Le sommet tant attendu entre le président américain et son homologue chinois, prévu pour le 10 mars 2025 à Singapour, a été reporté sine die suite à un incident naval en mer de Chine méridionale. Cette décision intervient dans un contexte de tensions croissantes entre les deux superpuissances.
Selon des sources diplomatiques, un destroyer américain aurait été “harcelé” par des navires de la marine chinoise lors d’une opération de “liberté de navigation” près des îles Spratleys, territoire contesté. Le Pentagone affirme que le navire américain opérait dans les eaux internationales, tandis que Pékin dénonce une “provocation délibérée” dans sa zone économique exclusive.

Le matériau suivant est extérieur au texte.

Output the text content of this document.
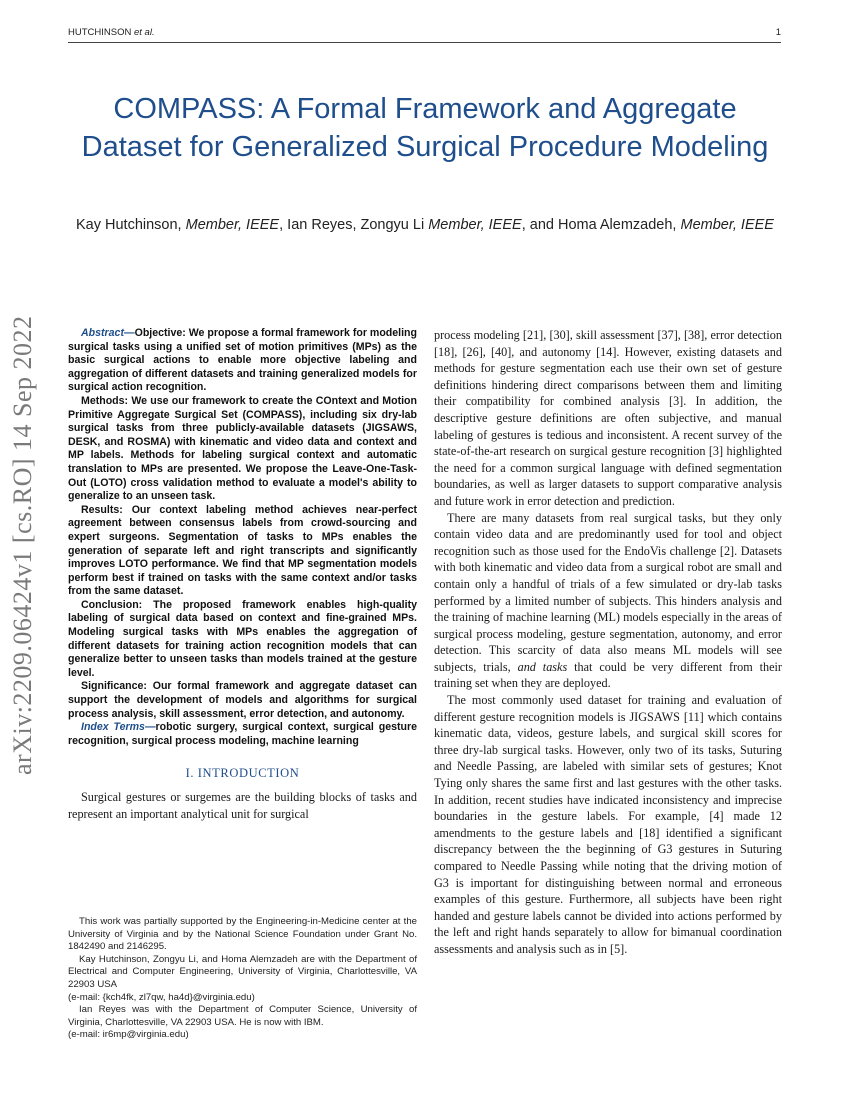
HUTCHINSON et al.	1
COMPASS: A Formal Framework and Aggregate Dataset for Generalized Surgical Procedure Modeling
Kay Hutchinson, Member, IEEE, Ian Reyes, Zongyu Li Member, IEEE, and Homa Alemzadeh, Member, IEEE
arXiv:2209.06424v1 [cs.RO] 14 Sep 2022	Abstract—Objective: We propose a formal framework for modeling surgical tasks using a unified set of motion primitives (MPs) as the basic surgical actions to enable more objective labeling and aggregation of different datasets and training generalized models for surgical action recognition.

Methods: We use our framework to create the COntext and Motion Primitive Aggregate Surgical Set (COMPASS), including six dry-lab surgical tasks from three publicly-available datasets (JIGSAWS, DESK, and ROSMA) with kinematic and video data and context and MP labels. Methods for labeling surgical context and automatic translation to MPs are presented. We propose the Leave-One-Task-Out (LOTO) cross validation method to evaluate a model's ability to generalize to an unseen task.

Results: Our context labeling method achieves near-perfect agreement between consensus labels from crowd-sourcing and expert surgeons. Segmentation of tasks to MPs enables the generation of separate left and right transcripts and significantly improves LOTO performance. We find that MP segmentation models perform best if trained on tasks with the same context and/or tasks from the same dataset.

Conclusion: The proposed framework enables high-quality labeling of surgical data based on context and fine-grained MPs. Modeling surgical tasks with MPs enables the aggregation of different datasets for training action recognition models that can generalize better to unseen tasks than models trained at the gesture level.

Significance: Our formal framework and aggregate dataset can support the development of models and algorithms for surgical process analysis, skill assessment, error detection, and autonomy.

Index Terms—robotic surgery, surgical context, surgical gesture recognition, surgical process modeling, machine learning

I. INTRODUCTION

Surgical gestures or surgemes are the building blocks of tasks and represent an important analytical unit for surgical

This work was partially supported by the Engineering-in-Medicine center at the University of Virginia and by the National Science Foundation under Grant No. 1842490 and 2146295.

Kay Hutchinson, Zongyu Li, and Homa Alemzadeh are with the Department of Electrical and Computer Engineering, University of Virginia, Charlottesville, VA 22903 USA

(e-mail: {kch4fk, zl7qw, ha4d}@virginia.edu)

Ian Reyes was with the Department of Computer Science, University of Virginia, Charlottesville, VA 22903 USA. He is now with IBM.

(e-mail: ir6mp@virginia.edu)

process modeling [21], [30], skill assessment [37], [38], error detection [18], [26], [40], and autonomy [14]. However, existing datasets and methods for gesture segmentation each use their own set of gesture definitions hindering direct comparisons between them and limiting their compatibility for combined analysis [3]. In addition, the descriptive gesture definitions are often subjective, and manual labeling of gestures is tedious and inconsistent. A recent survey of the state-of-the-art research on surgical gesture recognition [3] highlighted the need for a common surgical language with defined segmentation boundaries, as well as larger datasets to support comparative analysis and future work in error detection and prediction.

There are many datasets from real surgical tasks, but they only contain video data and are predominantly used for tool and object recognition such as those used for the EndoVis challenge [2]. Datasets with both kinematic and video data from a surgical robot are small and contain only a handful of trials of a few simulated or dry-lab tasks performed by a limited number of subjects. This hinders analysis and the training of machine learning (ML) models especially in the areas of surgical process modeling, gesture segmentation, autonomy, and error detection. This scarcity of data also means ML models will see subjects, trials, and tasks that could be very different from their training set when they are deployed.

The most commonly used dataset for training and evaluation of different gesture recognition models is JIGSAWS [11] which contains kinematic data, videos, gesture labels, and surgical skill scores for three dry-lab surgical tasks. However, only two of its tasks, Suturing and Needle Passing, are labeled with similar sets of gestures; Knot Tying only shares the same first and last gestures with the other tasks. In addition, recent studies have indicated inconsistency and imprecise boundaries in the gesture labels. For example, [4] made 12 amendments to the gesture labels and [18] identified a significant discrepancy between the the beginning of G3 gestures in Suturing compared to Needle Passing while noting that the driving motion of G3 is important for distinguishing between normal and erroneous examples of this gesture. Furthermore, all subjects have been right handed and gesture labels cannot be divided into actions performed by the left and right hands separately to allow for bimanual coordination assessments and analysis such as in [5].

Cet incident a provoqué une escalade verbale entre Washington et Pékin. Le secrétaire d’État américain a condamné “l’agressivité croissante de la Chine dans la région”, tandis que le porte-parole du ministère chinois des Affaires étrangères a accusé les États-Unis de “mettre en danger la paix et la stabilité régionales”.
Les enjeux de ce sommet reporté étaient cruciaux :
- La question de Taïwan, avec des tensions accrues suite aux récentes manœuvres militaires chinoises près de l’île.
- Les différends commerciaux, notamment sur les technologies de pointe comme l’intelligence artificielle et les semi-conducteurs.
- La coopération sur le changement climatique, mise à mal par les désaccords géopolitiques.

Le Dr. Emily Chen, experte en relations sino-américaines à l’Université de Stanford, commente : “Ce report est un sérieux revers pour la diplomatie mondiale. Il souligne la fragilité des relations entre les deux plus grandes économies du monde et les risques d’une nouvelle guerre froide.”
Les conséquences de cette crise diplomatique se font déjà sentir :
- Chute des marchés boursiers asiatiques et américains.
- Renforcement des sanctions économiques mutuelles.
- Inquiétudes croissantes des alliés régionaux des États-Unis, comme le Japon et la Corée du Sud.
Face à cette situation, l’Union Européenne appelle au dialogue et propose sa médiation. La présidente de la Commission européenne a déclaré : “Nous ne pouvons pas nous permettre une escalade entre les États-Unis et la Chine. L’Europe est prête à jouer un rôle de médiateur pour désamorcer les tensions.”
Les analystes s’accordent à dire que la résolution de cette crise sera déterminante pour l’équilibre géopolitique mondial des prochaines années. La communauté internationale retient son souffle, espérant une reprise rapide du dialogue entre les deux géants.